As a victim of personal injury, you can file a personal injury lawsuit against the party who might be responsible for the harm you experienced. Injuries vary from mild bruises and scratches to severe and debilitating injuries like loss of limbs or internal damages.
Colorado, like many other states in the US, recognizes the system of “The Five Elements of Negligence.” While some personal injury lawsuits are simple and don’t take long, others are complicated and you need the services of an experienced Grand Junction personal injury lawyer to file a strong claim.
When you file for a personal injury claim, the core aim is to prove that the defendant is the main cause of the injuries you sustained. Note that proof of negligence is the central basis of any personal injury claim. In short, you can only succeed in being compensated when you comprehensively prove the negligence of the culpable party.
Basic Elements of Negligence
The 5 basic elements of negligence are:
- The existence of a duty of care – you must be able to prove the existence of a duty of care owed by one person to the other. In this case, the defendant owed the plaintiff a duty of care to protect them from harm.

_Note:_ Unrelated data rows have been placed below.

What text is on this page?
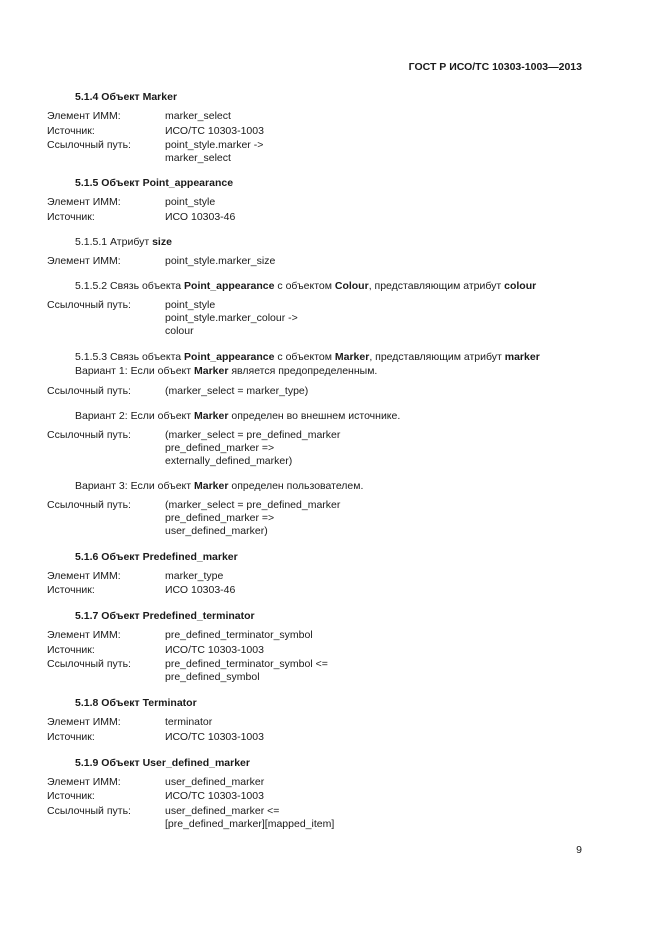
ГОСТ Р ИСО/ТС 10303-1003—2013
5.1.4 Объект Marker
Элемент ИММ:	marker_select
Источник:	ИСО/ТС 10303-1003
Ссылочный путь:	point_style.marker ->
marker_select
5.1.5 Объект Point_appearance
Элемент ИММ:	point_style
Источник:	ИСО 10303-46
5.1.5.1 Атрибут size
Элемент ИММ:	point_style.marker_size
5.1.5.2 Связь объекта Point_appearance с объектом Colour, представляющим атрибут colour
Ссылочный путь:	point_style
point_style.marker_colour ->
colour
5.1.5.3 Связь объекта Point_appearance с объектом Marker, представляющим атрибут marker
Вариант 1: Если объект Marker является предопределенным.
Ссылочный путь:	(marker_select = marker_type)
Вариант 2: Если объект Marker определен во внешнем источнике.
Ссылочный путь:	(marker_select = pre_defined_marker
pre_defined_marker =>
externally_defined_marker)
Вариант 3: Если объект Marker определен пользователем.
Ссылочный путь:	(marker_select = pre_defined_marker
pre_defined_marker =>
user_defined_marker)
5.1.6 Объект Predefined_marker
Элемент ИММ:	marker_type
Источник:	ИСО 10303-46
5.1.7 Объект Predefined_terminator
Элемент ИММ:	pre_defined_terminator_symbol
Источник:	ИСО/ТС 10303-1003
Ссылочный путь:	pre_defined_terminator_symbol <=
pre_defined_symbol
5.1.8 Объект Terminator
Элемент ИММ:	terminator
Источник:	ИСО/ТС 10303-1003
5.1.9 Объект User_defined_marker
Элемент ИММ:	user_defined_marker
Источник:	ИСО/ТС 10303-1003
Ссылочный путь:	user_defined_marker <=
[pre_defined_marker][mapped_item]
9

- Breach of duty – After establishing the existence of a duty of care, it is crucial to clearly illustrate how one party failed to act in the expected reasonable manner in upholding the duty of care.
- Cause in Fact (Causation) – This requires showing if the breach of duty above is a cause of another person’s injuries. The big question is, were the injuries suffered by the victim caused by the alleged actions of the defendant?
- Proximate Cause – This element seeks to establish and determine the direct cause of injury in question. A plaintiff needs to adequately prove that the defendant’s actions are indeed the closest cause of his injuries.
- Monetary damages-This final element of negligence aims to show the actual damages suffered. This is evidenced by documents to show your injuries and related expenses incurred as a result or aftermath of the injury.
Comparative negligence rules
These differ from state to state. In the state of Colorado, rules of modified comparative negligence are practiced. In this type of negligence rule, the injured victim may fail to recover compensation if their fault exceeds a certain degree. In states like Colorado and Georgia, a victim must have a fault of less than that of the defendant to recover compensation.
After going through the basics of negligence claims, I believe it is now crystal clear why hiring an experienced attorney is necessary. It is also out in the open that for every claim you file, you have to be able to prove the negligence of the defendant so as to win it.